Hi,
I am trying to train the Deplot model using this following Pix2Struct example:
The bulk of the code is almost the same but with some minor adjustments.
My dataset
class DeplotDataset(Dataset):
def __init__(self, image_folder, text_folder, processor, transform=None):
self.image_folder = image_folder
self.text_folder = text_folder
self.processor = processor
self.transform = transform
self.image_filenames = sorted(os.listdir(image_folder))
self.text_filenames = sorted(os.listdir(text_folder))
def __len__(self):
return len(self.image_filenames)
def __getitem__(self, index):
image_filename = self.image_filenames[index]
text_filename = self.text_filenames[index]
image_path = os.path.join(self.image_folder, image_filename)
text_path = os.path.join(self.text_folder, text_filename)
image = Image.open(image_path)
with open(text_path, 'r') as f:
text = f.read()
if self.transform:
image = self.transform(image)
encoding = self.processor(images=image, text="Generate underlying data table of the figure below:", return_tensors="pt", add_special_tokens=True, max_patches=MAX_PATCHES)
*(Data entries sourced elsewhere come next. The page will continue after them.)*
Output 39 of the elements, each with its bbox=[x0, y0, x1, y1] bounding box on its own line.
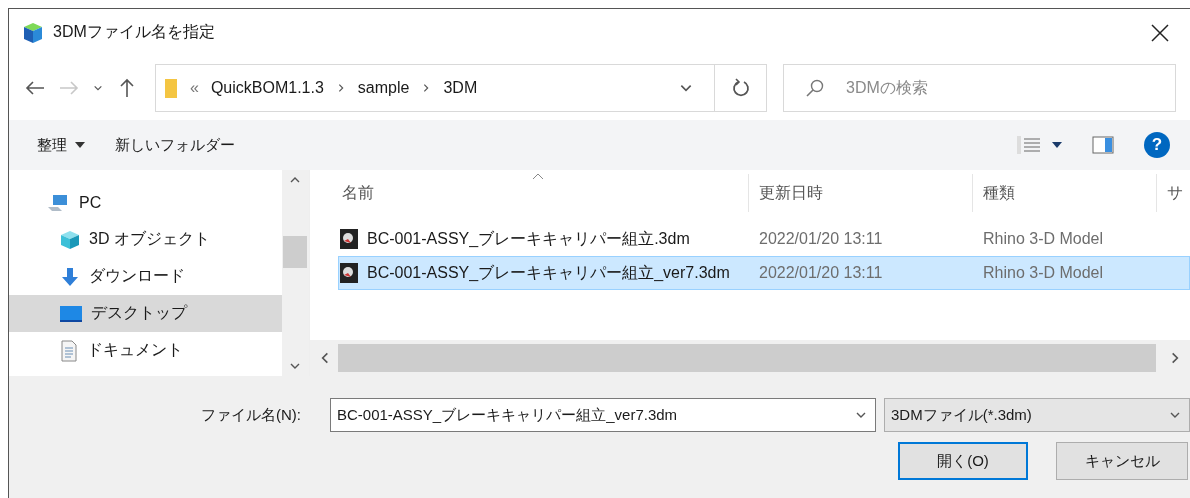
address-bar[interactable]: « QuickBOM1.1.3 sample 3DM bbox=[155, 64, 767, 112]
breadcrumb[interactable]: sample bbox=[357, 79, 410, 97]
column-header[interactable]: サ bbox=[1156, 174, 1190, 212]
nav-item-label: ドキュメント bbox=[87, 340, 183, 360]
file-name-value: BC-001-ASSY_ブレーキキャリパー組立_ver7.3dm bbox=[337, 405, 678, 425]
window-title: 3DMファイル名を指定 bbox=[53, 22, 216, 42]
file-name-field[interactable]: BC-001-ASSY_ブレーキキャリパー組立_ver7.3dm bbox=[330, 398, 876, 432]
file-type-dropdown[interactable]: 3DMファイル(*.3dm) bbox=[884, 398, 1190, 432]
nav-item[interactable]: デスクトップ bbox=[9, 295, 282, 332]
file-date: 2022/01/20 13:11 bbox=[758, 264, 884, 282]
column-header[interactable]: 更新日時 bbox=[748, 174, 972, 212]
overflow-chevrons[interactable]: « bbox=[190, 79, 199, 97]
cancel-button[interactable]: キャンセル bbox=[1056, 442, 1188, 480]
column-header[interactable]: 名前 bbox=[310, 174, 748, 212]
file-type: Rhino 3-D Model bbox=[982, 230, 1105, 248]
nav-item-label: ダウンロード bbox=[89, 266, 185, 286]
file-row[interactable]: BC-001-ASSY_ブレーキキャリパー組立.3dm 2022/01/20 13:11 Rhino 3-D Model bbox=[338, 222, 1190, 256]
breadcrumb[interactable]: 3DM bbox=[443, 79, 478, 97]
nav-item[interactable]: ダウンロード bbox=[9, 258, 282, 295]
file-name-label: ファイル名(N): bbox=[201, 405, 302, 425]
nav-item-label: 3D オブジェクト bbox=[89, 229, 210, 249]
new-folder-button[interactable]: 新しいフォルダー bbox=[115, 131, 235, 159]
open-button[interactable]: 開く(O) bbox=[898, 442, 1028, 480]
search-field[interactable]: 3DMの検索 bbox=[783, 64, 1176, 112]
file-date: 2022/01/20 13:11 bbox=[758, 230, 884, 248]
file-name: BC-001-ASSY_ブレーキキャリパー組立.3dm bbox=[367, 228, 690, 249]
nav-item[interactable]: PC bbox=[9, 184, 282, 221]
file-name: BC-001-ASSY_ブレーキキャリパー組立_ver7.3dm bbox=[367, 262, 730, 283]
file-type-value: 3DMファイル(*.3dm) bbox=[891, 405, 1032, 425]
file-row[interactable]: BC-001-ASSY_ブレーキキャリパー組立_ver7.3dm 2022/01/20 13:11 Rhino 3-D Model bbox=[338, 256, 1190, 290]
nav-item-label: デスクトップ bbox=[91, 303, 187, 323]
breadcrumb[interactable]: QuickBOM1.1.3 bbox=[210, 79, 324, 97]
nav-item[interactable]: 3D オブジェクト bbox=[9, 221, 282, 258]
nav-item[interactable]: ドキュメント bbox=[9, 332, 282, 369]
column-header[interactable]: 種類 bbox=[972, 174, 1156, 212]
help-button[interactable]: ? bbox=[1144, 132, 1170, 158]
organize-button[interactable]: 整理 bbox=[37, 131, 85, 159]
nav-item-label: PC bbox=[79, 193, 102, 212]
file-type: Rhino 3-D Model bbox=[982, 264, 1105, 282]
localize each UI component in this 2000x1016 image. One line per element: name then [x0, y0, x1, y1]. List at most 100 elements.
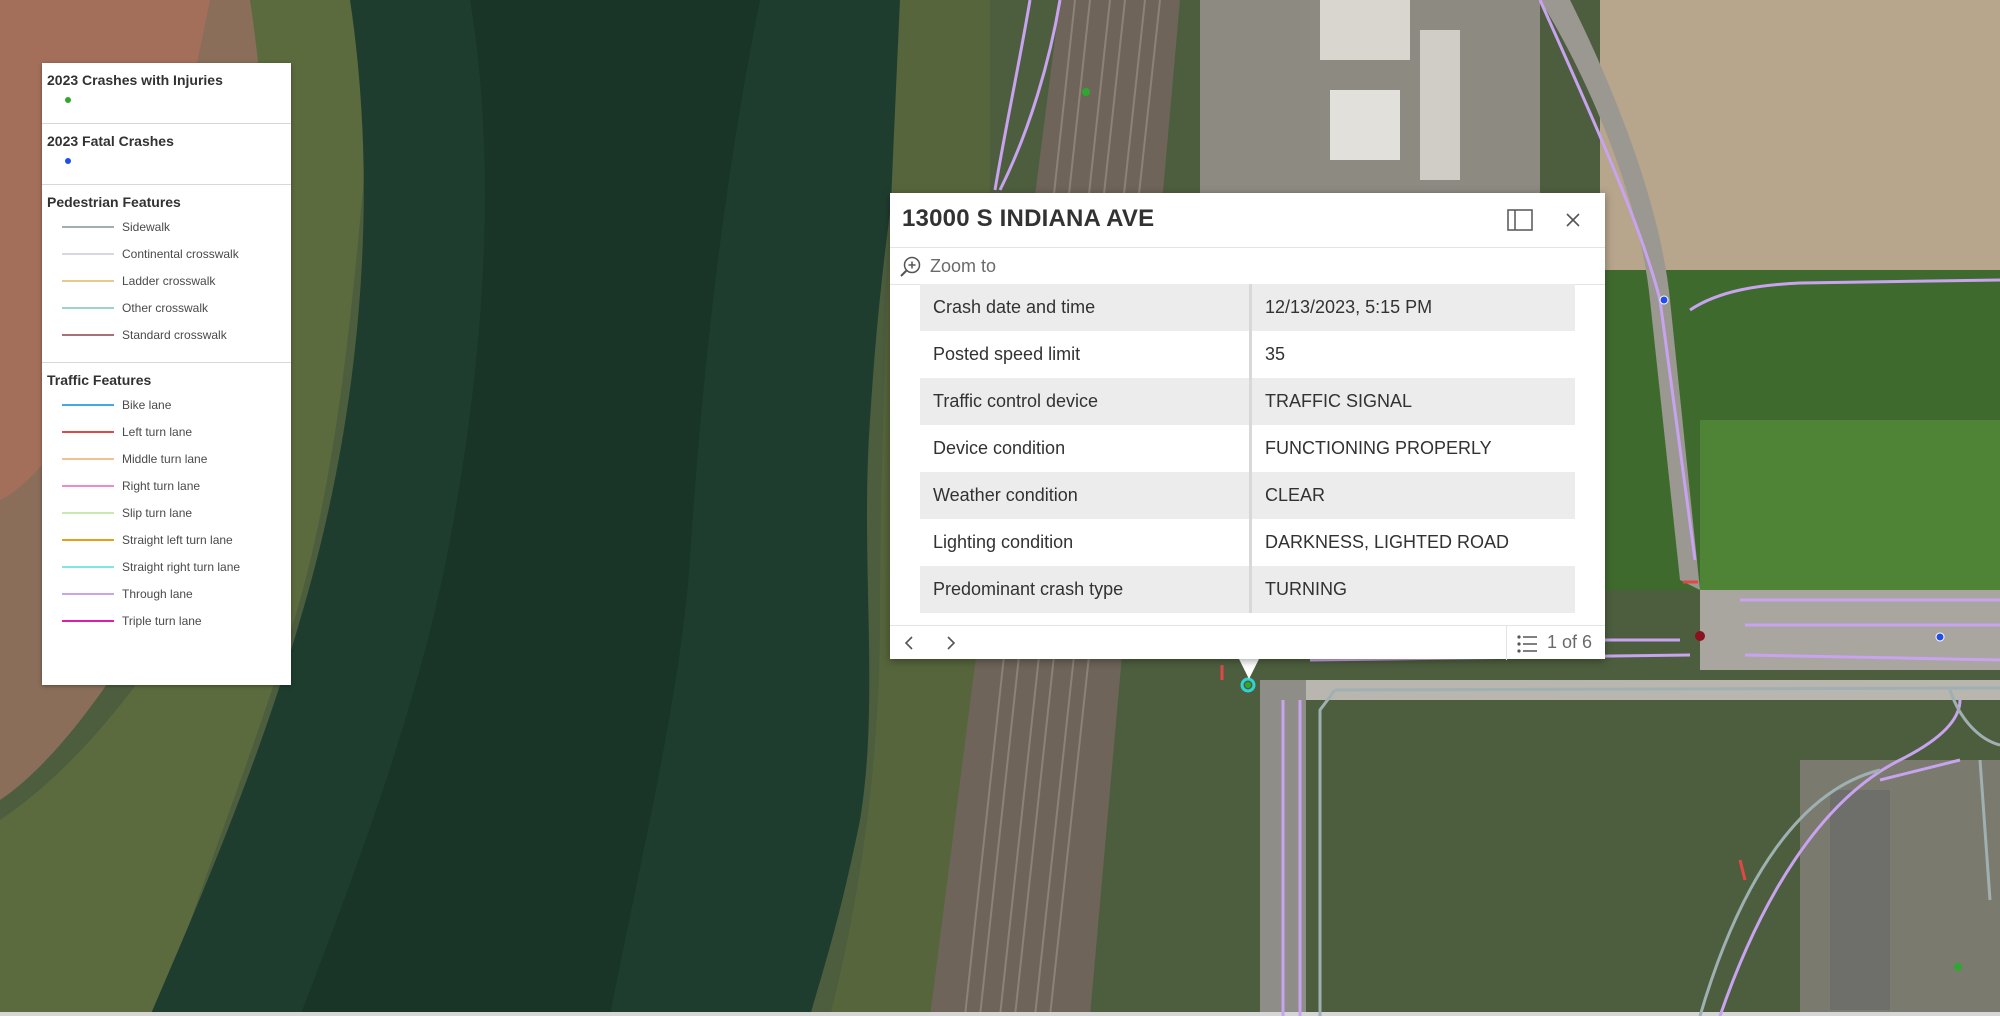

encoding = {k:v.squeeze() for k,v in encoding.items()}
encoding["text"] = text
return encoding
def collator(batch):
new_batch = {"flattened_patches":[], "attention_mask":[]}
texts = [item["text"] for item in batch]
text_inputs = processor(text=texts, padding="max_length", truncation=True, return_tensors="pt", add_special_tokens=True, max_length=20)
new_batch["labels"] = text_inputs.input_ids
for item in batch:
new_batch["flattened_patches"].append(item["flattened_patches"])
new_batch["attention_mask"].append(item["attention_mask"])
new_batch["flattened_patches"] = torch.stack(new_batch["flattened_patches"])
new_batch["attention_mask"] = torch.stack(new_batch["attention_mask"])
return new_batch
But I get this following error:
ValueError: Invalid image type. Expected either PIL.Image.Image, numpy.ndarray, torch.Tensor, tf.Tensor or jax.ndarray, but got <class 'NoneType'>.